Поэт позиционирует себя как «выражение боли
этой несчастной страны» и, совмещая противоречия, ведет «бой внутри себя».
Это – выбор в борьбе между философией и жизнью, Богом и человеком, побуждающий принимать решение в условиях, когда «Божий суд и божья милость/ Уже почти неразличимы».
Вершиной выбора является отведение себе роли жертвы, готовой на заклание: «сам себе назначил долю агнца, //За которым явится пророк». Но путь уступок жизни, лишенной духовного содержания, отвергнут.

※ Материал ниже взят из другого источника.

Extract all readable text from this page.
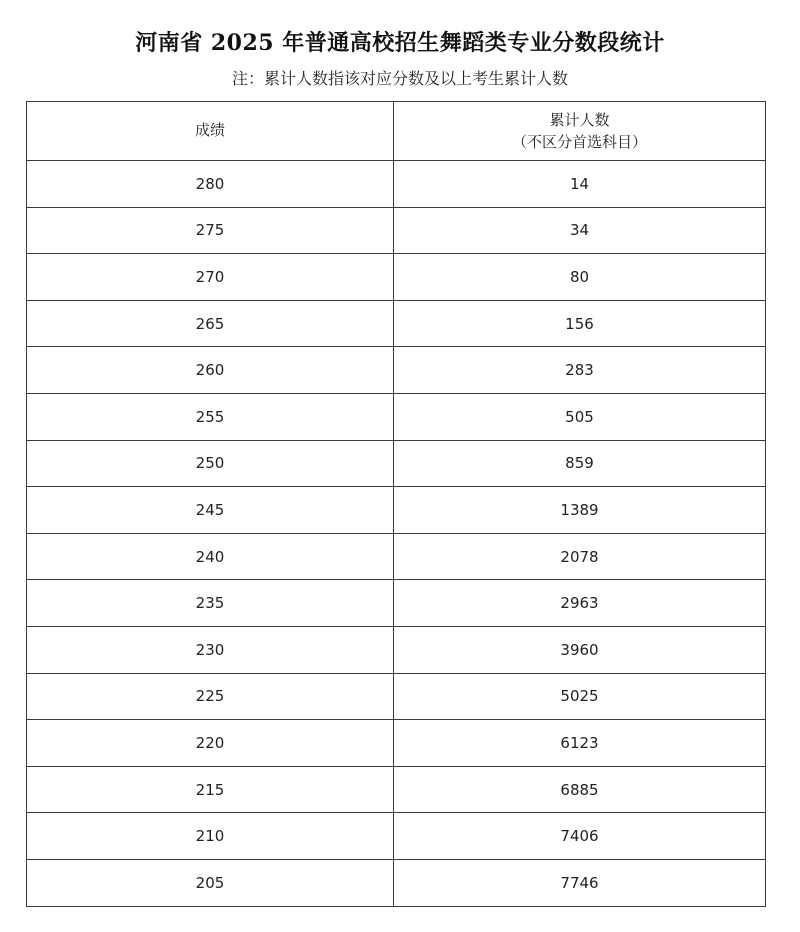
河南省 2025 年普通高校招生舞蹈类专业分数段统计
注：累计人数指该对应分数及以上考生累计人数
成绩	累计人数
（不区分首选科目）

280	14
275	34
270	80
265	156
260	283
255	505
250	859
245	1389
240	2078
235	2963
230	3960
225	5025
220	6123
215	6885
210	7406
205	7746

Взлёт непокорности обеспечивает победную кульминацию во внутренней войне
Никогда я не стану синицей в твоем кулаке.
Я твой вечный журавль.
Я твой крик в остывающем небе.
Такой ценой обретается духовная родина, понимаемая как «пространство для любви и для молитвы». Таков путь по пескам одиночества от замысла к воплощению. Побратимами в пути могут быть те, кто также умудрён страданием, как, например, народ Армении. Прообраз же реального места, где можно приблизиться к Богу, пока – поэтическая мечта про «обитель чистых нег» и генерированный сознанием Четвёртый Рим, соборностью поглощающий разногласия. Новая религия, ожидаемая с его приходом, проповедует устремление к одному всеобщему высшему началу, где: «Ни Родины, ни Храма — только Бог!» Он и сможет:
ветхим рубищем любви
соединить дыхание столетий.
Слить параллели в одно линейное направление, и, возможно, тогда можно будет найти успокоение.